Мэри парила над дорогой и, пока ее ноги не коснулись поверхности, продолжала говорить сама с собой. Она думала о том, какого труда стоило ей обретение благодати. Нет, труда в этом не было никакого — было только стремление, жажда всепоглощающею чувства чистоты, святости, смиренное посвящение всей себя священной воле, благой милости. Но как бы ни было велико стремление, раньше ей удавалось только слегка коснуться края покрова святыни, но никогда не приходилось ухватиться за него покрепче. Тогда, в эти мгновения, она чувствовала себя униженной, поверженной, ей приходилось свыкаться с мыслью, что она должна вернуться в ту пустоту, на которую была обречена, и смириться со своим положением. Но ведь сейчас, именно сейчас она была так близка к цели — дорога славы простиралась перед ней!

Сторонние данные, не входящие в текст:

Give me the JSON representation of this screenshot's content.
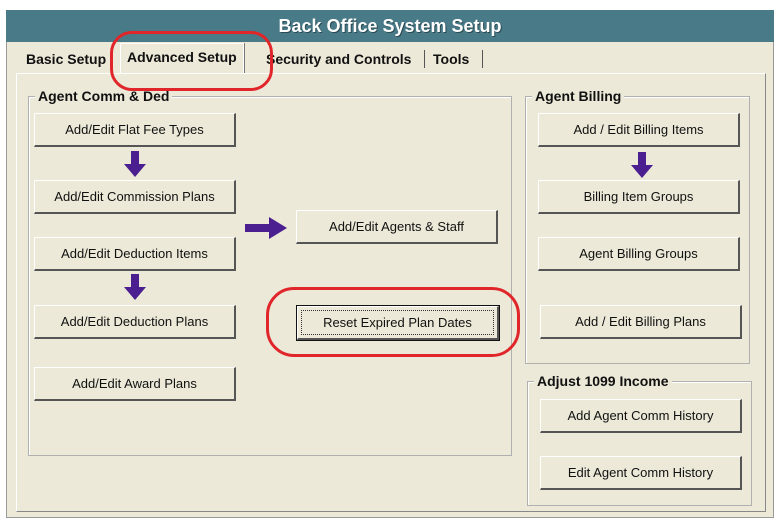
{
  "window": {
    "title": "Back Office System Setup"
  },
  "tabs": [
    {
      "label": "Basic Setup"
    },
    {
      "label": "Advanced Setup"
    },
    {
      "label": "Security and Controls"
    },
    {
      "label": "Tools"
    }
  ],
  "agent_comm": {
    "legend": "Agent Comm & Ded",
    "flat_fee": "Add/Edit Flat Fee Types",
    "commission_plans": "Add/Edit Commission Plans",
    "deduction_items": "Add/Edit Deduction Items",
    "deduction_plans": "Add/Edit Deduction Plans",
    "award_plans": "Add/Edit Award Plans",
    "agents_staff": "Add/Edit Agents & Staff",
    "reset_expired": "Reset Expired Plan Dates"
  },
  "agent_billing": {
    "legend": "Agent Billing",
    "billing_items": "Add / Edit Billing Items",
    "billing_item_groups": "Billing Item Groups",
    "agent_billing_groups": "Agent Billing Groups",
    "billing_plans": "Add / Edit Billing Plans"
  },
  "adjust_1099": {
    "legend": "Adjust 1099 Income",
    "add_history": "Add Agent Comm History",
    "edit_history": "Edit Agent Comm History"
  },
  "colors": {
    "titlebar": "#487a87",
    "arrow": "#4b1f8f",
    "highlight": "#e0262a",
    "window_bg": "#ece9d8"
  },
  "icons": {
    "down_arrow": "down-arrow-icon",
    "right_arrow": "right-arrow-icon"
  }
}
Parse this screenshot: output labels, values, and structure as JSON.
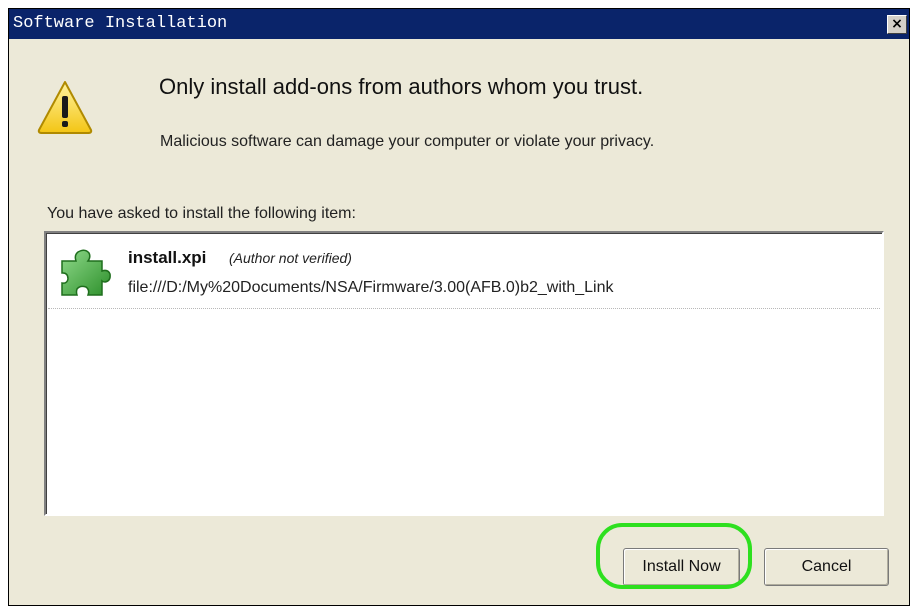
{
  "window": {
    "title": "Software Installation",
    "close_glyph": "×"
  },
  "warning": {
    "icon": "warning-triangle-icon",
    "headline": "Only install add-ons from authors whom you trust.",
    "subline": "Malicious software can damage your computer or violate your privacy."
  },
  "list": {
    "label": "You have asked to install the following item:",
    "items": [
      {
        "icon": "puzzle-piece-icon",
        "name": "install.xpi",
        "author": "(Author not verified)",
        "url": "file:///D:/My%20Documents/NSA/Firmware/3.00(AFB.0)b2_with_Link"
      }
    ]
  },
  "buttons": {
    "install": "Install Now",
    "cancel": "Cancel"
  },
  "colors": {
    "titlebar": "#0a246a",
    "dialog_bg": "#ece9d8",
    "highlight": "#2ee01f",
    "warning_yellow": "#f7d21c",
    "puzzle_green": "#3fae3a"
  }
}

Ее ноги коснулись поверхности дороги — хотя это было совсем не похоже ни на одну из дорог, по которым она ходила раньше. Чувство невесомости не покинуло Мэри. Далекий великолепный свет манил ее, но она вдруг засомневалась, что сумеет дойти до него, — ведь это было так далеко, так недостижимо… А вдруг она упадет без чувств в середине пути, так и не добравшись до великолепных, сверкающих белизной башен?

Но опасения были напрасны — идти оказалось изумительно легко и просто. Ей казалось, что она не делает ни шага, а ее влечет и влечет вперед по дороге. Чудная музыка окружала ее, неслась отовсюду; на мгновение ей показалось, что сама музыка, которая наполняла все кругом, и несла ее вперед, к свету.